However, Scream feels like an A+ thesis paper at film school, not a movie. And here's where Craven would have been able to save the day. Craven had a knack for taking the most outrageous situations and grounding them so the audience could identify and follow the characters through a journey. The original four (yes even the subpar Scream 3) work because the audience has someone to follow through the story and empathize.  Even the murderers have some distorted rationality to them.  But in this film, all the characters are mouthpieces, pronouncing every meta reference with a jackhammer, instead of functioning people. They just don’t resonate.

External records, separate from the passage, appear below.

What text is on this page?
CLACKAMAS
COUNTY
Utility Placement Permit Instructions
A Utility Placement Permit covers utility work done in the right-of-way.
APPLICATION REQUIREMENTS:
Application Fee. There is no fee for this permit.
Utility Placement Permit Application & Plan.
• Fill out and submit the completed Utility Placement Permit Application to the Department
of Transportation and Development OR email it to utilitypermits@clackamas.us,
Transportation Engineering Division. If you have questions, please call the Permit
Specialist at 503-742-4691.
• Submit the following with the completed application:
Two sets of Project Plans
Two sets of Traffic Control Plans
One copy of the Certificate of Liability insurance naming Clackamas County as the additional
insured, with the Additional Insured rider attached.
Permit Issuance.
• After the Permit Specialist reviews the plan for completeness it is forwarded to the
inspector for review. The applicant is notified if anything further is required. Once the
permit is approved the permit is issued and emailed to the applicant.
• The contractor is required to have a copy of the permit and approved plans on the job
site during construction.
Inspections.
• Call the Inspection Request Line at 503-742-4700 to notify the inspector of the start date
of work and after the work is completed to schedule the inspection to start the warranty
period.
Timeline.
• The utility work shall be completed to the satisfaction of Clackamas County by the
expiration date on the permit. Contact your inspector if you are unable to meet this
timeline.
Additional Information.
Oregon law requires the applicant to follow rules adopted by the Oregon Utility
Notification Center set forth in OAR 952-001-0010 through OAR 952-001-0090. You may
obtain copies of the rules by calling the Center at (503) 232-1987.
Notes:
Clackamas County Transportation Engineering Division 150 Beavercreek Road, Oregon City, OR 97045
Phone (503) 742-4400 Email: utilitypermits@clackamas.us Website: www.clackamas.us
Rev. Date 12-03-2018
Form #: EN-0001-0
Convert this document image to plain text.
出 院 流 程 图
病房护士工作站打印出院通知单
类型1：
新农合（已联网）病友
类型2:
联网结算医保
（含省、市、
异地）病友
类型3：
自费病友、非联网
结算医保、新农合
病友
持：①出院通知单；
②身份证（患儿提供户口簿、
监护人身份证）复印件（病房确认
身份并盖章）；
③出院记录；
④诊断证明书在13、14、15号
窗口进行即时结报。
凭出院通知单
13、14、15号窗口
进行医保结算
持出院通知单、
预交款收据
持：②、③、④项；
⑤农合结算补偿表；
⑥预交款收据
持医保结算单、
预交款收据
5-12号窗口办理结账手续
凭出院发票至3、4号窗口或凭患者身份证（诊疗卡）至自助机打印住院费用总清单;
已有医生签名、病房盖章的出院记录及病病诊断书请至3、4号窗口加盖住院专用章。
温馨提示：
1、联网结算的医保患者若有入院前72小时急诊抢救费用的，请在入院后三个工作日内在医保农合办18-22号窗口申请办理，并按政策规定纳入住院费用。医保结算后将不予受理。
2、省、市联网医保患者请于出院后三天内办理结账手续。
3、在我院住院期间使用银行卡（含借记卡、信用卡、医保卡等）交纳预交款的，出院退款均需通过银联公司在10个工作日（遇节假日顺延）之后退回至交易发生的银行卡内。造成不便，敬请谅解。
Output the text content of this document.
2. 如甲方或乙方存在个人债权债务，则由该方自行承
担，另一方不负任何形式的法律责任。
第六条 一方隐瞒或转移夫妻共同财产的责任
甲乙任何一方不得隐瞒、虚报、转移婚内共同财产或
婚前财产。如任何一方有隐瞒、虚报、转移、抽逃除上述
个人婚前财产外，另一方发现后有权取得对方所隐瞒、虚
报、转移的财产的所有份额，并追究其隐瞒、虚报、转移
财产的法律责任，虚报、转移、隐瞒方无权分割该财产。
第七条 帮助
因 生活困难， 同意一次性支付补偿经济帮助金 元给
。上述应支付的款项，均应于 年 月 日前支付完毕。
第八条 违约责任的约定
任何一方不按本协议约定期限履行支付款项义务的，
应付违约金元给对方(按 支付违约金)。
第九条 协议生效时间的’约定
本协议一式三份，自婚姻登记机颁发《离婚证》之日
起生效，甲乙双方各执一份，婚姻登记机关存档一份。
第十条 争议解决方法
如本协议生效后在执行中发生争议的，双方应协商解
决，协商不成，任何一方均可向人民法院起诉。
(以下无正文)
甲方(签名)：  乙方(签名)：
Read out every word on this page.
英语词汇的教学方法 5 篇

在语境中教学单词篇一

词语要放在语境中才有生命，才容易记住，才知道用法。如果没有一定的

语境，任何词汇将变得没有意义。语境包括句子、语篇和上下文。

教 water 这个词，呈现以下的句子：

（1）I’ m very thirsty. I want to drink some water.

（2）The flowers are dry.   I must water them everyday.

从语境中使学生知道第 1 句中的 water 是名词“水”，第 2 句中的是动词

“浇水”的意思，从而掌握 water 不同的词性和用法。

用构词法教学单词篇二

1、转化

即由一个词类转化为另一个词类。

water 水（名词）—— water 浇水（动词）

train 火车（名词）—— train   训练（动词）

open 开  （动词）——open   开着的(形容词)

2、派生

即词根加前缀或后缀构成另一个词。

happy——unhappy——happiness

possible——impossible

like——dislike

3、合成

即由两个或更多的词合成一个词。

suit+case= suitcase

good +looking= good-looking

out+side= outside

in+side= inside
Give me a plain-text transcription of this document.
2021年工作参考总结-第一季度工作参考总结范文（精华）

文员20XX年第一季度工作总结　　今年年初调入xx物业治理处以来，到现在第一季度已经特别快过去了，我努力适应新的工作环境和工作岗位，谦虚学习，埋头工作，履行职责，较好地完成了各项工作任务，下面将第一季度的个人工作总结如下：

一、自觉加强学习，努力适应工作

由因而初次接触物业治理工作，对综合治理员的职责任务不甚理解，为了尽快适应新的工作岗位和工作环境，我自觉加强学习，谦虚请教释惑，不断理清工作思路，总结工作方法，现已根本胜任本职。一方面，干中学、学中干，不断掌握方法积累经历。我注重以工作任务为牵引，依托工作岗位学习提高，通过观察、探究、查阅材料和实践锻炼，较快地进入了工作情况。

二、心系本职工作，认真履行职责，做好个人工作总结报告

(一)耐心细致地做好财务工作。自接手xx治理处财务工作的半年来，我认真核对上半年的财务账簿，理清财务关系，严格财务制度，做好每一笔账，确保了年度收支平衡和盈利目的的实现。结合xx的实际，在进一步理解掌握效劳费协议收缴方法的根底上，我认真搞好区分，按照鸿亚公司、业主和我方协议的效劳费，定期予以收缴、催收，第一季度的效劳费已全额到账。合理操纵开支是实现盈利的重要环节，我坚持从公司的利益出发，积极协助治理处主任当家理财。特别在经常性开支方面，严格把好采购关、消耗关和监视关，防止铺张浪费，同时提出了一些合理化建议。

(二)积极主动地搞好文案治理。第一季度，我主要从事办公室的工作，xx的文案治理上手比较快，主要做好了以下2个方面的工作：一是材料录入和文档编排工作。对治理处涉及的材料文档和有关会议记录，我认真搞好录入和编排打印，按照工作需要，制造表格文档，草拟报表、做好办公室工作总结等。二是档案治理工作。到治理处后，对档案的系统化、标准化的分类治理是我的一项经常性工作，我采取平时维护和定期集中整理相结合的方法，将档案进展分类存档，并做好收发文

And without giving the ending away, the crimes' reasoning is flimsy, and for such hideous and cruel butchering, rather flippant. 


The latest also tries to reinforce a fiction that Stab, the fictional movie being distributed during Scream 2, was filmic art. A film starring Tori Spelling. I never got the sense that Stab was more than campy schlock in Craven's mind. He was mocking the industry with Stab. But the current film puts it on a pedestal that never seemed part of Craven's vision.


I remember leaving a viewing of Scream 4 10+ years ago. Though a full decade had past, the 2011 film jolted you with such ingenuity, including that jaw-droppingly hilarious opening to a villain that took the film to a new level. The current Scream could make you think, could make you giggle, but at least for me, it won't make you feel anything.